Full Report
Cryptocurrency investments continue to rise, and the wallets that hold these coins have become major targets for threat actors.
Analysis Summary
# Threat Actor: North Korean State-Sponsored Threat Actors
## Attribution & Identity
Attributed to state-sponsored threat actors originating from North Korea. The article notes these actors are allegedly acting on behalf of North Korea.
## Activity Summary
These actors are heavily focused on stealing cryptocurrency, particularly Bitcoin, to bolster North Korea's struggling economy. In the current year, North Korean state-sponsored threat actors stole an estimated \$1.34 billion in cryptocurrency, accounting for more than half of all crypto stolen during that period. Their targeting shifted over the year: historically focusing on Decentralized Finance (DeFi) platforms, they began increasingly targeting centralized cryptocurrency services in the second and third quarters.
## Tactics, Techniques & Procedures
- Compromises leading to the theft of private keys, which accounted for 43.8% of the stolen cryptocurrency.
- Targeting both DeFi platforms and centralized cryptocurrency services.

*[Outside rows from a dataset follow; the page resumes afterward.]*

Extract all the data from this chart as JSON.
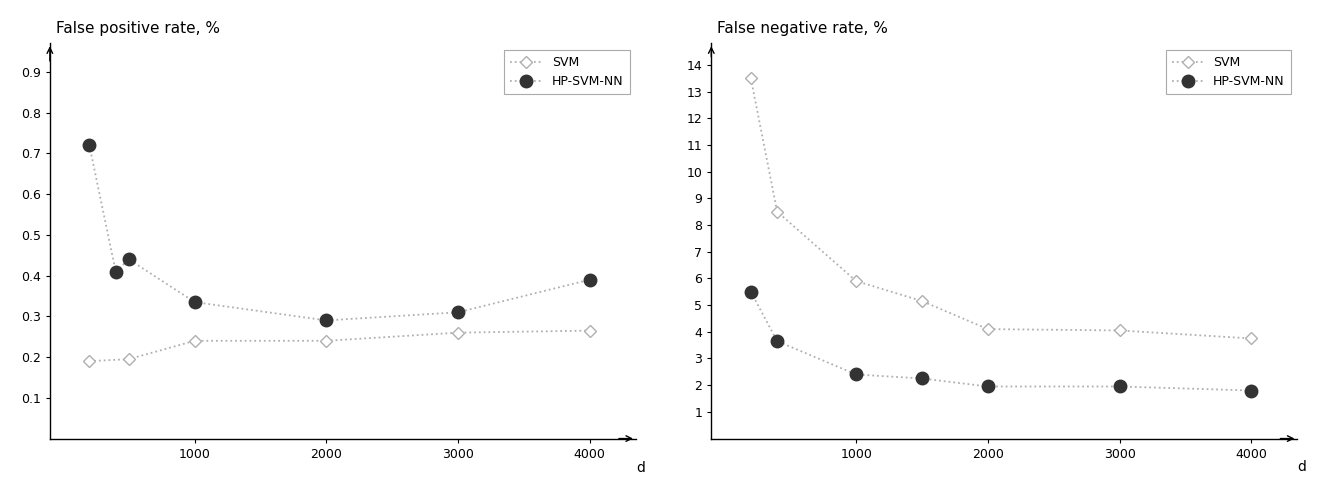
{
  "fpr_svm_x": [
    200,
    500,
    1000,
    2000,
    3000,
    4000
  ],
  "fpr_svm_y": [
    0.19,
    0.195,
    0.24,
    0.24,
    0.26,
    0.265
  ],
  "fpr_hpsvm_x": [
    200,
    400,
    500,
    1000,
    2000,
    3000,
    4000
  ],
  "fpr_hpsvm_y": [
    0.72,
    0.41,
    0.44,
    0.335,
    0.29,
    0.31,
    0.39
  ],
  "fnr_svm_x": [
    200,
    400,
    1000,
    1500,
    2000,
    3000,
    4000
  ],
  "fnr_svm_y": [
    13.5,
    8.5,
    5.9,
    5.15,
    4.1,
    4.05,
    3.75
  ],
  "fnr_hpsvm_x": [
    200,
    400,
    1000,
    1500,
    2000,
    3000,
    4000
  ],
  "fnr_hpsvm_y": [
    5.5,
    3.65,
    2.4,
    2.25,
    1.95,
    1.95,
    1.8
  ],
  "fpr_title": "False positive rate, %",
  "fnr_title": "False negative rate, %",
  "legend_svm": "SVM",
  "legend_hpsvm": "HP-SVM-NN",
  "fpr_ylim": [
    0,
    0.97
  ],
  "fpr_yticks": [
    0.1,
    0.2,
    0.3,
    0.4,
    0.5,
    0.6,
    0.7,
    0.8,
    0.9
  ],
  "fnr_ylim": [
    0,
    14.8
  ],
  "fnr_yticks": [
    1,
    2,
    3,
    4,
    5,
    6,
    7,
    8,
    9,
    10,
    11,
    12,
    13,
    14
  ],
  "xticks": [
    1000,
    2000,
    3000,
    4000
  ],
  "xlim": [
    -100,
    4350
  ],
  "line_color": "#b0b0b0",
  "filled_color": "#333333",
  "bg_color": "#ffffff",
  "fontsize_title": 11,
  "fontsize_tick": 9,
  "fontsize_legend": 9
}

- **Note:** Specific technical TTPs (like initial access vectors or specific malware) were not detailed, but the TTP centers on illicit financial gain via digital asset theft.
## Targeting
- Sectors: Financial services, specifically targeting cryptocurrency holders, DeFi platforms, and centralized cryptocurrency service providers.
- Geography: Global, targeting cryptocurrency holders worldwide.
- Victims: Unspecified centralized services (e.g., DMM Bitcoin was mentioned as an example of a targeted entity type) and individual/organizational cryptocurrency wallet holders.
## Tools & Infrastructure
- Specific malware/tools were not enumerated.
- The infrastructure revolves around exploiting weaknesses in platforms holding cryptocurrency keys or directly compromising private keys.
## Implications
The high volume of successful cryptocurrency theft (\$1.34 billion stolen this year) directly funds the North Korean regime, circumventing global sanctions. The increasing value of Bitcoin is predicted to increase the volume of these attacks. Furthermore, the presence of fraudulent crypto recovery services (as indicated by FBI seizures) poses a secondary risk to already victimized organizations and individuals.
## Mitigations
- Enhance security around cryptocurrency wallets, especially private keys (which are a significant attack vector).
- Organizations should be vigilant regarding shifting attack focus from DeFi to centralized services.
- Law enforcement agencies are improving cryptocurrency tracking capabilities, which suggests a reliance on expert legal and forensic services for recovery should an incident occur.
- Caution should be exercised when dealing with organizations claiming to specialize in stolen Bitcoin recovery, as fraudulent actors exist (FBI seized several fraudulent services).